In a commencement speech posted to the Ursinus website, Class of 2021 President Margot Robbins said the pandemic “allowed us to develop skills needed to flourish outside of the Ursinus community, such as flexibility and resiliency.”

In a pre-recorded speech, student speaker Jess Greenburg ’21 spoke of the many Ursinus graduates who paved the way for equality and representation at the institution. “Our ancestors fought so that we could do what they could not: receive an education, vote, and experience greater equality than they did. Today, we have made them proud.”

“Each and every one of us has built on their efforts by learning and living together as a diverse and unified community,” she said, challenging her classmates to ask themselves what they will do to better their futures and create a world that is empathetic and just for all people.

Award-winning author Min Jin Lee, an acclaimed novelist known for her deeply impactful portrayals of immigration, prejudice and self-discovery, virtually addressed the classes of 2020 and 2021 during commencement weekend.

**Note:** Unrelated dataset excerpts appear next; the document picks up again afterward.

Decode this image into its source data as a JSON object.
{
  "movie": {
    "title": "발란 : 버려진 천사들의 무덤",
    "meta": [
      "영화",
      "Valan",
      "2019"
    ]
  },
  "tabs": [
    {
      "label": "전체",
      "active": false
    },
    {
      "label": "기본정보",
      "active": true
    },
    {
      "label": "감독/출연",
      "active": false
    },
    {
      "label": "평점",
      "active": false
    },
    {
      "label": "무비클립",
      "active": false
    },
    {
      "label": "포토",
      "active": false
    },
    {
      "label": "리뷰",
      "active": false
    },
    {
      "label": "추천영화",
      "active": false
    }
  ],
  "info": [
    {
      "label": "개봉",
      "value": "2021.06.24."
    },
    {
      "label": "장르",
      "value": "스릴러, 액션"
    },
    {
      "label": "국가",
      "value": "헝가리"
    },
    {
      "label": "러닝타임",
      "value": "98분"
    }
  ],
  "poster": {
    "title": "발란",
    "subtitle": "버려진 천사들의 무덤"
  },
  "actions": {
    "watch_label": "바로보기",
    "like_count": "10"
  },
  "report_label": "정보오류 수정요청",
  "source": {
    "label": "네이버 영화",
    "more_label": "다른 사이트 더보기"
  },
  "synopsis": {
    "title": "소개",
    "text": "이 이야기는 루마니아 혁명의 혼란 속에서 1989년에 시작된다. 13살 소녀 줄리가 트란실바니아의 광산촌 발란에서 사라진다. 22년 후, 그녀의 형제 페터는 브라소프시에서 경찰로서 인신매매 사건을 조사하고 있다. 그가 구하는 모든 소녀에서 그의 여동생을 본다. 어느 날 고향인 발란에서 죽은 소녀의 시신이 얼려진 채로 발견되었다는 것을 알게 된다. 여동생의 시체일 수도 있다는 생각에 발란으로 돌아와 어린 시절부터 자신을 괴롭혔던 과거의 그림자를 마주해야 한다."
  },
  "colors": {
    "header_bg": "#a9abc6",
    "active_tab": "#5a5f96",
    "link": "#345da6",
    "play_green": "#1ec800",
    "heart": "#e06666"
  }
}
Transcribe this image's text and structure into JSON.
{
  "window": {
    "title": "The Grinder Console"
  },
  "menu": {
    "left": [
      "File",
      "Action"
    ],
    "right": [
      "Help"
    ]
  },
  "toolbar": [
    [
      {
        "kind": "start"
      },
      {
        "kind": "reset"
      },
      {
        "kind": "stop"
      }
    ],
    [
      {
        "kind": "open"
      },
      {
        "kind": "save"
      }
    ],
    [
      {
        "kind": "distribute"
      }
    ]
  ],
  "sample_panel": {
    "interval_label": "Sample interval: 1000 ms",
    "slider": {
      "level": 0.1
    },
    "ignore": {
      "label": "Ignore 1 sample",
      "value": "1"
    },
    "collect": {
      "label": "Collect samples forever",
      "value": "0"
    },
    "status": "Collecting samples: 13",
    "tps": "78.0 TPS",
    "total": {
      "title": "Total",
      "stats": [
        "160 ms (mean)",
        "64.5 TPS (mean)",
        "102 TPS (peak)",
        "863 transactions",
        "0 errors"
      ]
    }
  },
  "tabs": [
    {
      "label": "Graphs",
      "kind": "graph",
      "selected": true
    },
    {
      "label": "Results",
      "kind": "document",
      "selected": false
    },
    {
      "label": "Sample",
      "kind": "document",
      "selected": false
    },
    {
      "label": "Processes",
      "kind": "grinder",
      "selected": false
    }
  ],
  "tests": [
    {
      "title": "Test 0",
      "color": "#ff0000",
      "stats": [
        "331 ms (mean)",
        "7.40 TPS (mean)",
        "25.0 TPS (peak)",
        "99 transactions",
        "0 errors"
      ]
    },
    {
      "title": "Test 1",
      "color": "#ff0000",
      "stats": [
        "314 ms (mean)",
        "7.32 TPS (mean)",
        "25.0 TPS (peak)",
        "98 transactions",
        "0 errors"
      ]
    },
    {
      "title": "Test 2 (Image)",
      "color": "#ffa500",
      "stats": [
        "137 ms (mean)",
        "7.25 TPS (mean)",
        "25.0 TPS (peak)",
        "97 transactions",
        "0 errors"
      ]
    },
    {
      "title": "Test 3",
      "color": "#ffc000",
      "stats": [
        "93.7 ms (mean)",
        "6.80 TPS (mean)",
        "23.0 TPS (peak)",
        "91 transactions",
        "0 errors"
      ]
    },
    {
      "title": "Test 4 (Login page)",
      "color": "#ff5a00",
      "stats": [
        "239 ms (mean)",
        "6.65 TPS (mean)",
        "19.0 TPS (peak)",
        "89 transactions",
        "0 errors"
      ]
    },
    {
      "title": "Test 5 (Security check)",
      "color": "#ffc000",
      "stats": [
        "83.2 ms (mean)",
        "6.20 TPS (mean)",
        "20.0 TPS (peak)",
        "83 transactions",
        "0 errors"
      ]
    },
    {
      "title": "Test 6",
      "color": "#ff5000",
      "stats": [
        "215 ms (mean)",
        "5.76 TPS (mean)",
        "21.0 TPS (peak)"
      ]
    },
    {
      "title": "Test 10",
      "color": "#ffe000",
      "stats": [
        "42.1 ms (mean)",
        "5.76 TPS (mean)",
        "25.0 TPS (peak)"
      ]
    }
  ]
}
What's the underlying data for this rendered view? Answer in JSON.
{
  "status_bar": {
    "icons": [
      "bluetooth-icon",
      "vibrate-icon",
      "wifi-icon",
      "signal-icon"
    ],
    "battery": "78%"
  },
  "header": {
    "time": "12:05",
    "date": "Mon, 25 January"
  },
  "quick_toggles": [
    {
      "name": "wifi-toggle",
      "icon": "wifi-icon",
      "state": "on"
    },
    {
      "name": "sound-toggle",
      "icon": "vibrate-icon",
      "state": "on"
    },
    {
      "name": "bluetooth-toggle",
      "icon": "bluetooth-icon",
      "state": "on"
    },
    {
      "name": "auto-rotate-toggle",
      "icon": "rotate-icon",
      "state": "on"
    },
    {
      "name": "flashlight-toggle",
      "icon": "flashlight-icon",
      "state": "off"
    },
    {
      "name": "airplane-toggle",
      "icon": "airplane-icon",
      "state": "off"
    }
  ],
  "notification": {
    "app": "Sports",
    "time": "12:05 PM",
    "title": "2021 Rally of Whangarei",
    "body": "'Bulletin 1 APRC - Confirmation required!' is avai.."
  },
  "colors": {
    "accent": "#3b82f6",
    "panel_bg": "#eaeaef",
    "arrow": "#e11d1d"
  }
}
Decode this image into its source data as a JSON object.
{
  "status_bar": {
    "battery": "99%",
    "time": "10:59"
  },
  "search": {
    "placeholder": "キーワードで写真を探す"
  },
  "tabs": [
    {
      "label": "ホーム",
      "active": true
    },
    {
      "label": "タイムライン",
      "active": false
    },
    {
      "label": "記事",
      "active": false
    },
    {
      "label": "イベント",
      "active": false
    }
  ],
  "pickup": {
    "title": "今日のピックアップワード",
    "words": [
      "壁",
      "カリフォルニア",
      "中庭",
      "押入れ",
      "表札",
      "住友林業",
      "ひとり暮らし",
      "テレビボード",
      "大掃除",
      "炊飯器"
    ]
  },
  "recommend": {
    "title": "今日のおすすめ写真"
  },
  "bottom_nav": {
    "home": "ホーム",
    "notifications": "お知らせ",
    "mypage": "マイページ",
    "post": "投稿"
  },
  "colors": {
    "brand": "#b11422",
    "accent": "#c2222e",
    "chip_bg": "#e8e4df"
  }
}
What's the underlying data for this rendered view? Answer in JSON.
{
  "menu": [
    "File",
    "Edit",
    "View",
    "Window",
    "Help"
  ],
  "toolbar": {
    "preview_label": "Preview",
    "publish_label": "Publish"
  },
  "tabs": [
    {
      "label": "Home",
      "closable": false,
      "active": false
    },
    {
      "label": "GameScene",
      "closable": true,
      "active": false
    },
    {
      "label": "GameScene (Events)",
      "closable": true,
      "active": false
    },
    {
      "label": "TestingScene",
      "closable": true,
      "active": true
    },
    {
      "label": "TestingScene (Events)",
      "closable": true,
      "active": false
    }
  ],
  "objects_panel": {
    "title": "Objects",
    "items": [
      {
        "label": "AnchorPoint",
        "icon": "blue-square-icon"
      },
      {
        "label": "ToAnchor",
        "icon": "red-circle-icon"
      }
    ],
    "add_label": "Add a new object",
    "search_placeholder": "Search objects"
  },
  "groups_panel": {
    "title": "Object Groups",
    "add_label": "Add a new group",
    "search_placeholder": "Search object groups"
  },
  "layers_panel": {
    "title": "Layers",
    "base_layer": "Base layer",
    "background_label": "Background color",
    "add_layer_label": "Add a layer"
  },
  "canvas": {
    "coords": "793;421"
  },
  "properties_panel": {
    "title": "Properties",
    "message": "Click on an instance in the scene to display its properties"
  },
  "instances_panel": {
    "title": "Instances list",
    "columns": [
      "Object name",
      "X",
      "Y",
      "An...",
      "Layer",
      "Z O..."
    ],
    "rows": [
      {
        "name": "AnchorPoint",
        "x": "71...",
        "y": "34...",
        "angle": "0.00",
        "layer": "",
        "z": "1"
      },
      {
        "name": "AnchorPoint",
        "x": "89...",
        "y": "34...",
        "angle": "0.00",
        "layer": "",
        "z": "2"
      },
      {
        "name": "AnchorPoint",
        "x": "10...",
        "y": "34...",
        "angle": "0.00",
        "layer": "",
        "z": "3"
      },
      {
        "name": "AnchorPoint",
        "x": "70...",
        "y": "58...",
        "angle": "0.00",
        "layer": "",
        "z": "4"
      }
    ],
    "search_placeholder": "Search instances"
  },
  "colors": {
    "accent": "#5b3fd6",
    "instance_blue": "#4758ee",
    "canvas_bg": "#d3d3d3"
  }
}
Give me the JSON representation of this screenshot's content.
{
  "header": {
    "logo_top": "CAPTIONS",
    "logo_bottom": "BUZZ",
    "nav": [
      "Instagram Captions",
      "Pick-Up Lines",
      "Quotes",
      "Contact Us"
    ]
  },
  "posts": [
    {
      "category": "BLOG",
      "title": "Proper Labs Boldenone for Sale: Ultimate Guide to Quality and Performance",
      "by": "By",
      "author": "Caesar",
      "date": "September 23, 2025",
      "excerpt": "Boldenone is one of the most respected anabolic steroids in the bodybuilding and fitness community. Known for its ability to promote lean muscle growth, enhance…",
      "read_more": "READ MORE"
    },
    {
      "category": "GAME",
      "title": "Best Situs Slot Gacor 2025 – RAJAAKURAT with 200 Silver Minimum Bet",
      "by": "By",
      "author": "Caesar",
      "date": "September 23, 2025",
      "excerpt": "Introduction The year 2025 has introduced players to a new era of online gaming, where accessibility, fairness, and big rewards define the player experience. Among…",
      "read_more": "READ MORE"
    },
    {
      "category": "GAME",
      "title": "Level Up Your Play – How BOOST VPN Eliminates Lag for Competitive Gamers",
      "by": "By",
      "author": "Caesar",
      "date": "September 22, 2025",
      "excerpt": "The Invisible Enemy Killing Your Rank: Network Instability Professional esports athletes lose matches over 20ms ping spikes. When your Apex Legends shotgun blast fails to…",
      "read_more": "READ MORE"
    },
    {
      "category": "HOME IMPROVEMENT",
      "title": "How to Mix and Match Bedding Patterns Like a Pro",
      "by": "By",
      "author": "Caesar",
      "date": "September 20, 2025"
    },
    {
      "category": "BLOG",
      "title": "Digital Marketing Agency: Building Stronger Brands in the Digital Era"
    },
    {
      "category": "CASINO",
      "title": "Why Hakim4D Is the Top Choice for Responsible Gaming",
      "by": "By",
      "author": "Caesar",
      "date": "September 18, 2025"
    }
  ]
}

In her remarks, Lee said, “For 15 months … you and I have endured many puzzling trials and challenges brought by the pandemic. This is our extraordinary event that you and I have shared together. And what I can say from my vantage point, and from having considered the four questions that I didn’t have the privilege of learning at Ursinus, but from life itself … is that I know that you Ursinus graduates … are 100 percent prepared for all of the beauty and the challenges ahead. And I want you to know that I’m pleased for you and I am proud of you.”

Lee, the author of Pachinko, was presented with an Honorary Doctor of Humane Letters.

“When you leave Ursinus, ask yourself what matters most to you. Seek out ways to live together with understanding, not bias. Think about how your actions impact others on the broadest possible scale. And challenge yourself when you ask What will I do?” Blomberg said.